The global rating agency, just like Moody’s before it, has cited the adverse effects of the Covid-19 pandemic, which is likely to slow down the economy and aggravate Kenya’s debt vulnerabilities.

A negative outlook means that the country’s rating might be downgraded in the next review should its fiscal position fail to improve.

Fear of being blacklisted by the credit rating company has seen the country shy away from a programme by the G-20 countries aimed at freezing debt obligations for developing countries for six months.

Negative rating results in the midst of tightening of financing conditions will see investors quote prohibitive costs for their money.

Kenya expects to borrow over Sh300 billion from foreign investors in the next financial year and will be keen to maintain the face of a borrower that has no trouble paying her debts.    

But it will even be more difficult for Kenyan corporates after Fitch downgraded the country Ceiling to ‘B+’ from ‘BB’.

Impact on corporates

A Country Ceiling of BB means that the best rating a Kenyan company can get is BB as corporates cannot be ranked above the country’s rating, which Fitch affirmed at B+. Fitch forecasts Kenya’s gross domestic product (GDP) growth to slow to one per cent this year due to a slowdown in global trade and services, which are expected to impact the export and tourism sectors.

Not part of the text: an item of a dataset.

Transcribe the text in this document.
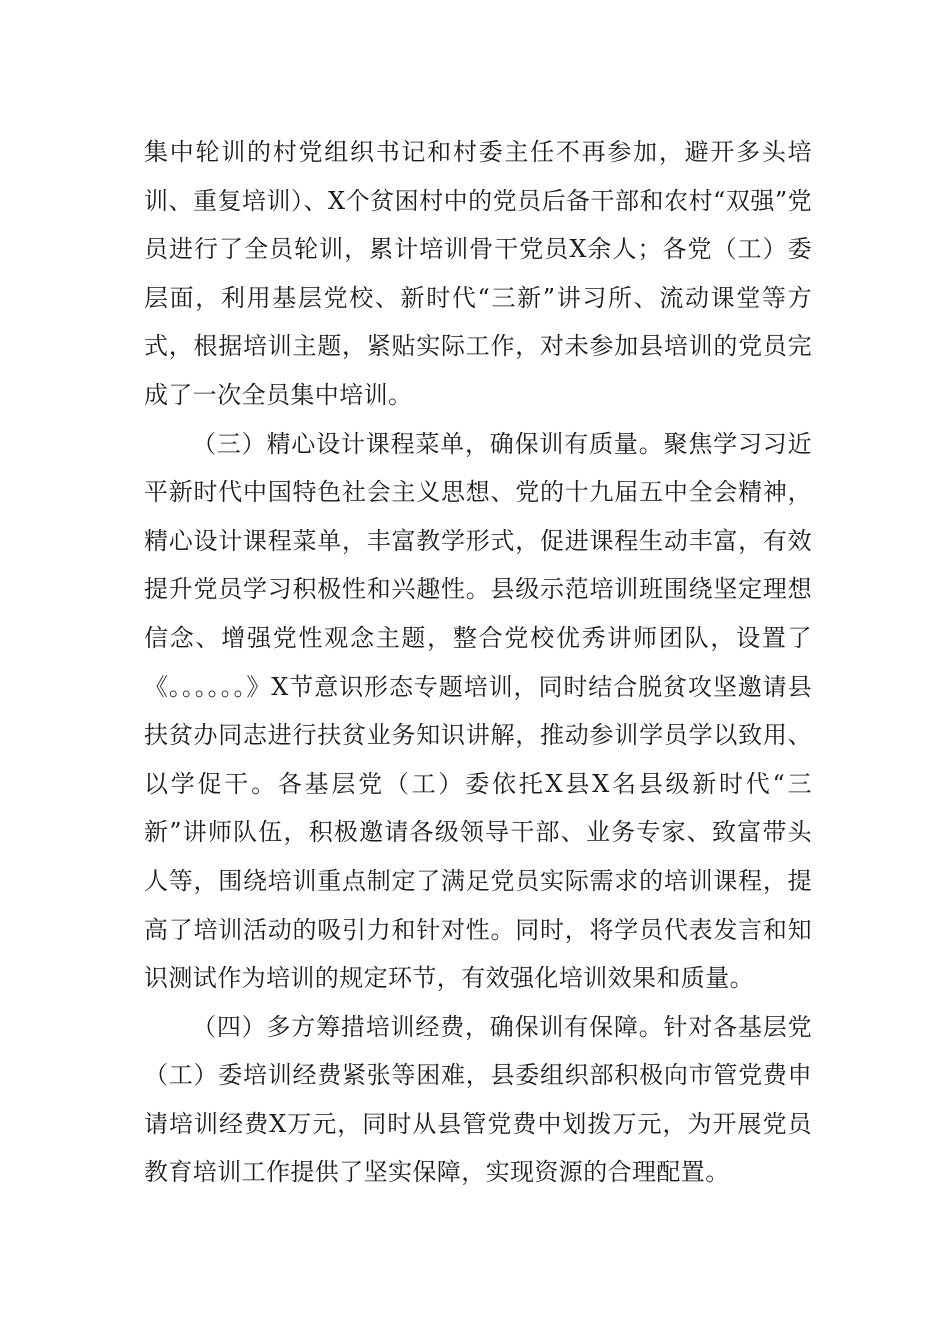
集中轮训的村党组织书记和村委主任不再参加，避开多头培训、重复培训）、X个贫困村中的党员后备干部和农村“双强”党员进行了全员轮训，累计培训骨干党员X余人；各党（工）委层面，利用基层党校、新时代“三新”讲习所、流动课堂等方式，根据培训主题，紧贴实际工作，对未参加县培训的党员完成了一次全员集中培训。

（三）精心设计课程菜单，确保训有质量。聚焦学习习近平新时代中国特色社会主义思想、党的十九届五中全会精神，精心设计课程菜单，丰富教学形式，促进课程生动丰富，有效提升党员学习积极性和兴趣性。县级示范培训班围绕坚定理想信念、增强党性观念主题，整合党校优秀讲师团队，设置了《。。。。。。》X节意识形态专题培训，同时结合脱贫攻坚邀请县扶贫办同志进行扶贫业务知识讲解，推动参训学员学以致用、以学促干。各基层党（工）委依托X县X名县级新时代“三新”讲师队伍，积极邀请各级领导干部、业务专家、致富带头人等，围绕培训重点制定了满足党员实际需求的培训课程，提高了培训活动的吸引力和针对性。同时，将学员代表发言和知识测试作为培训的规定环节，有效强化培训效果和质量。

（四）多方筹措培训经费，确保训有保障。针对各基层党（工）委培训经费紧张等困难，县委组织部积极向市管党费申请培训经费X万元，同时从县管党费中划拨万元，为开展党员教育培训工作提供了坚实保障，实现资源的合理配置。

“We expect more than a 30 per cent fall in Kenya’s agribusiness exports, including horticulture, tea and coffee, which accounted for approximately three per cent of GDP in 2019,” said Fitch in a statement.

Travel earnings and remittances, noted the rating agency, are also expected to fall by between 20 per cent and 40 per cent.

“Kenya’s public finances were already a rating weakness. We believe the coronavirus shock will delay any significant narrowing of the fiscal deficit until at least the fiscal year ending June 2022,” said the firm.

“As a result, we forecast general government debt to reach nearly 70 per cent of GDP in Financial Year 21, just above 2021 ‘B’ median and well above the end-FY12 level of 39 per cent.”

Moody’s had earlier revised Kenya’s credit rating outlook to negative, citing the country’s costly loans. By giving the country’s debt a negative outlook, the American agency also signalled the possibility of lowering it a notch lower to B3 in its next review.

However, just like Fitch, Moody’s maintained the country’s B2 credit rating, a junk bond that is speculative but which is better than B3.